Dutch court orders second-hand e-book website offline
Second-hand e-book website Tom Kabinet must go offline within three days unless it can prove it is not allowing illegal downloads to be traded, the appeal court in Amsterdam said on Tuesday.
The case was brought by the Dutch publishers’ association NUV which says the website breaches authors’ rights legislation and is facilitating the sale of illegal e-books. Last July, a lower court rejected calls from publishers to stop the sale of second-hand e-books via an injunction.
In its ruling, the lower court said European jurisprudence does not make it clear if there is a legal difference between selling a second-hand e-book and a paper version. In the absence of this, it would be wrong to ban the sale of second-hand e-books, the court said.

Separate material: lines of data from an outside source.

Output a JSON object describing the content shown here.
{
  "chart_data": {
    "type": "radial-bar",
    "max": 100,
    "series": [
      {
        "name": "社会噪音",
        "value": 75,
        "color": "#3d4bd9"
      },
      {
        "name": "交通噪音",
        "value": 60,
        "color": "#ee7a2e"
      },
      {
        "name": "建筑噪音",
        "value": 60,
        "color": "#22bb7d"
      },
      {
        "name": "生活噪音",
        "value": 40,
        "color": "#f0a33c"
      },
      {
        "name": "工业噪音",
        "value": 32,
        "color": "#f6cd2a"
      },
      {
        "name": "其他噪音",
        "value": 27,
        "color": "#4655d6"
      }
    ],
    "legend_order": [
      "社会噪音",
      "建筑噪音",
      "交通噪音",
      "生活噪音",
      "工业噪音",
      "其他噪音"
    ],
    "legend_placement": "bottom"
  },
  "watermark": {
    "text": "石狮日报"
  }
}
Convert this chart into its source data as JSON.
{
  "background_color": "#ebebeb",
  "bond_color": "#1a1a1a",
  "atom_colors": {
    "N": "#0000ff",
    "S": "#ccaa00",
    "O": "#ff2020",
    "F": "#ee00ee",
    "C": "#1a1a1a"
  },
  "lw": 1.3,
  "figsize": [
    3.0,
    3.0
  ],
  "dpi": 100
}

The appeal court on Tuesday did not go into this discussion and said that, in principle, Tom Kabinet may sell legal e-books. However, the court accepted arguments from the NUV that the website is a location where illegal downloads may be traded. According to the NRC, the publishers’ lawyer demonstrated in court how easy this is to do.
If the site does not go off air within three days, it will have to pay a fine of €1,000 a day.
However, if the site can prove that it has taken sufficient steps to prevent the trade in illegal e-books, the site can ask the court to lift the offline order.
E-book sales
Meanwhile, book organisation CB said on Tuesday the number of e-books sold in the Netherlands rose 22% in the final quarter of last year, compared with the same period in 2013.
Nearly all the top 60 best-sellers last year were also available as e-books, spokesman Mathijs Suidman said.
In total, e-book sales rose 17% over the year. Children’s books, non-fiction and educational books are more likely than fiction to be sold as hard copy books, CB said.